Counting games, such as games from the Mancala family, are quite interesting. Often seen as games representative of sowing and harvest, a common objective is to lay seeds from one pool, to another set as far away as the number of seeds you have away, dropping a single seed in each hole along the way, and then capture seeds from the next pool over. It’s a game of strategy. And it fits, because Mystic Pillars is a puzzle game where there is a great drought, caused by a spirit who has summoned pillars blocking the river.

He gets a little friendlier. But yes, he is both the storyteller… And the antagonist.

And while you don’t precisely do it like Mancala style games (Ali Guli Mane, or Chenne Mane is the cited inspiration), the general principle to the puzzle is similar: You’re taking from one pillar of seeds to another, and if you go 1 space away, you place 1 seed from the first to the second, if you move 2 spaces, 2 seeds… There are up to 10 spaces on each pillar, and so… You have a logic puzzle.

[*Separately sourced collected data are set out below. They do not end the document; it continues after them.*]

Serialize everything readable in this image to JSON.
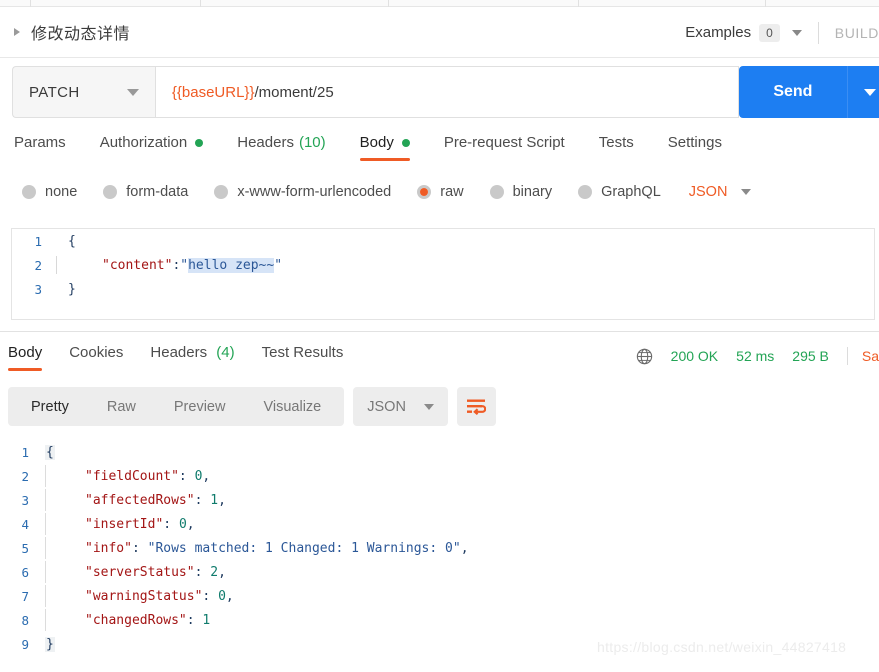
{
  "window": {
    "request_title": "修改动态详情",
    "examples_label": "Examples",
    "examples_count": "0",
    "build_label": "BUILD"
  },
  "url_bar": {
    "method": "PATCH",
    "url_variable": "{{baseURL}}",
    "url_path": "/moment/25",
    "send_label": "Send"
  },
  "request_tabs": [
    {
      "label": "Params",
      "indicator": "",
      "active": false
    },
    {
      "label": "Authorization",
      "indicator": "dot",
      "active": false
    },
    {
      "label": "Headers",
      "indicator": "(10)",
      "active": false
    },
    {
      "label": "Body",
      "indicator": "dot",
      "active": true
    },
    {
      "label": "Pre-request Script",
      "indicator": "",
      "active": false
    },
    {
      "label": "Tests",
      "indicator": "",
      "active": false
    },
    {
      "label": "Settings",
      "indicator": "",
      "active": false
    }
  ],
  "body_types": {
    "options": [
      {
        "label": "none",
        "selected": false
      },
      {
        "label": "form-data",
        "selected": false
      },
      {
        "label": "x-www-form-urlencoded",
        "selected": false
      },
      {
        "label": "raw",
        "selected": true
      },
      {
        "label": "binary",
        "selected": false
      },
      {
        "label": "GraphQL",
        "selected": false
      }
    ],
    "format": "JSON"
  },
  "request_body": {
    "lines": [
      "1",
      "2",
      "3"
    ],
    "line1": "{",
    "line2_key": "\"content\"",
    "line2_colon": ": ",
    "line2_quote_open": "\"",
    "line2_value": "hello zep~~",
    "line2_quote_close": "\"",
    "line3": "}"
  },
  "response_tabs": [
    {
      "label": "Body",
      "indicator": "",
      "active": true
    },
    {
      "label": "Cookies",
      "indicator": "",
      "active": false
    },
    {
      "label": "Headers",
      "indicator": "(4)",
      "active": false
    },
    {
      "label": "Test Results",
      "indicator": "",
      "active": false
    }
  ],
  "response_meta": {
    "status": "200 OK",
    "time": "52 ms",
    "size": "295 B",
    "save_label": "Sa"
  },
  "response_toolbar": {
    "segments": [
      {
        "label": "Pretty",
        "active": true
      },
      {
        "label": "Raw",
        "active": false
      },
      {
        "label": "Preview",
        "active": false
      },
      {
        "label": "Visualize",
        "active": false
      }
    ],
    "format": "JSON"
  },
  "response_body": {
    "line_numbers": [
      "1",
      "2",
      "3",
      "4",
      "5",
      "6",
      "7",
      "8",
      "9"
    ],
    "open_brace": "{",
    "close_brace": "}",
    "entries": [
      {
        "key": "\"fieldCount\"",
        "value": "0",
        "type": "num",
        "comma": ","
      },
      {
        "key": "\"affectedRows\"",
        "value": "1",
        "type": "num",
        "comma": ","
      },
      {
        "key": "\"insertId\"",
        "value": "0",
        "type": "num",
        "comma": ","
      },
      {
        "key": "\"info\"",
        "value": "\"Rows matched: 1  Changed: 1  Warnings: 0\"",
        "type": "str",
        "comma": ","
      },
      {
        "key": "\"serverStatus\"",
        "value": "2",
        "type": "num",
        "comma": ","
      },
      {
        "key": "\"warningStatus\"",
        "value": "0",
        "type": "num",
        "comma": ","
      },
      {
        "key": "\"changedRows\"",
        "value": "1",
        "type": "num",
        "comma": ""
      }
    ]
  },
  "watermark": "https://blog.csdn.net/weixin_44827418"
}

And, as with any good puzzle game, when I understood the solution of a difficult puzzle, I had that “Ahaaaaa!” moment, that pleasure of figuring it all out. That, alone, would be a recommendation.

But it also engages me with its story. A story of a traveller, seeking to return the flow of the river in the kingdom of Zampi, while a tricksy spirit tells you how it came to pass that the kingdom fell in the first place. I enjoyed it, as I did the clear, beautiful aesthetic of the game. As I did how the move limit is exactly what you need, no more, no less. And how there’s no pressure to solve, even though many of the puzzles are, within only a few experiments, solvable fairly easily.

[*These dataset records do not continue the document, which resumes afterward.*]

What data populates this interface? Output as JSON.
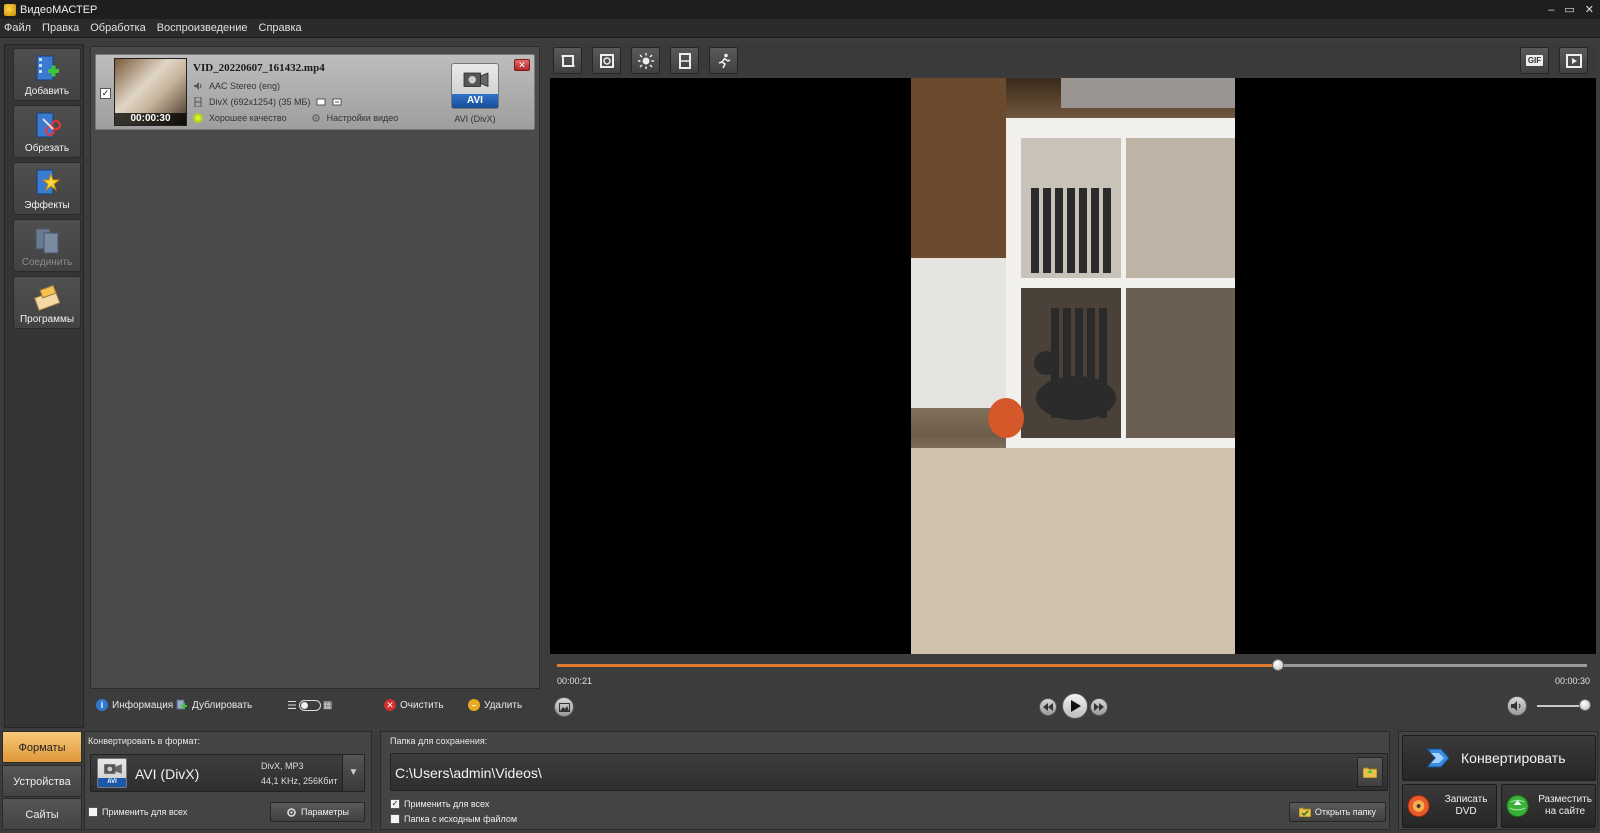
{
  "window": {
    "title": "ВидеоМАСТЕР",
    "controls": [
      "–",
      "▭",
      "✕"
    ]
  },
  "menu": [
    "Файл",
    "Правка",
    "Обработка",
    "Воспроизведение",
    "Справка"
  ],
  "sidebar": {
    "items": [
      {
        "label": "Добавить",
        "icon": "add-film-icon",
        "enabled": true
      },
      {
        "label": "Обрезать",
        "icon": "scissors-film-icon",
        "enabled": true
      },
      {
        "label": "Эффекты",
        "icon": "magic-star-icon",
        "enabled": true
      },
      {
        "label": "Соединить",
        "icon": "join-film-icon",
        "enabled": false
      },
      {
        "label": "Программы",
        "icon": "programs-icon",
        "enabled": true
      }
    ]
  },
  "file": {
    "checked": true,
    "name": "VID_20220607_161432.mp4",
    "duration": "00:00:30",
    "audio": "AAC Stereo (eng)",
    "video": "DivX (692x1254) (35 МБ)",
    "quality": "Хорошее качество",
    "settings": "Настройки видео",
    "format_badge": "AVI",
    "format_caption": "AVI (DivX)"
  },
  "list_toolbar": {
    "info": "Информация",
    "duplicate": "Дублировать",
    "clear": "Очистить",
    "delete": "Удалить"
  },
  "player": {
    "current_time": "00:00:21",
    "total_time": "00:00:30",
    "progress_fraction": 0.7,
    "volume_fraction": 0.95
  },
  "bottom_tabs": [
    "Форматы",
    "Устройства",
    "Сайты"
  ],
  "format": {
    "caption": "Конвертировать в формат:",
    "icon_strip": "AVI",
    "name": "AVI (DivX)",
    "spec_line1": "DivX, MP3",
    "spec_line2": "44,1 KHz, 256Кбит",
    "apply_all": "Применить для всех",
    "params": "Параметры"
  },
  "save": {
    "caption": "Папка для сохранения:",
    "path": "C:\\Users\\admin\\Videos\\",
    "apply_all": "Применить для всех",
    "apply_all_checked": true,
    "source_folder": "Папка с исходным файлом",
    "source_folder_checked": false,
    "open_folder": "Открыть папку"
  },
  "convert": {
    "main": "Конвертировать",
    "dvd_line1": "Записать",
    "dvd_line2": "DVD",
    "site_line1": "Разместить",
    "site_line2": "на сайте"
  },
  "colors": {
    "accent_orange": "#e07a2e",
    "tab_active": "#f0b560",
    "badge_blue": "#1c58a8"
  }
}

When you get that “AHA” moment, it’s pretty sweet.

It’s not a long game, by any means. But it’s an enjoyable one, with a story I had fun reading, puzzles that gave my little grey cells a pleasing workout, and, as another game that does what it says on the tin… If you like puzzles, this one may well be a pleasant pick for you.

The Mad Welshman is more of a fan of Sennet. But he still appreciates this game.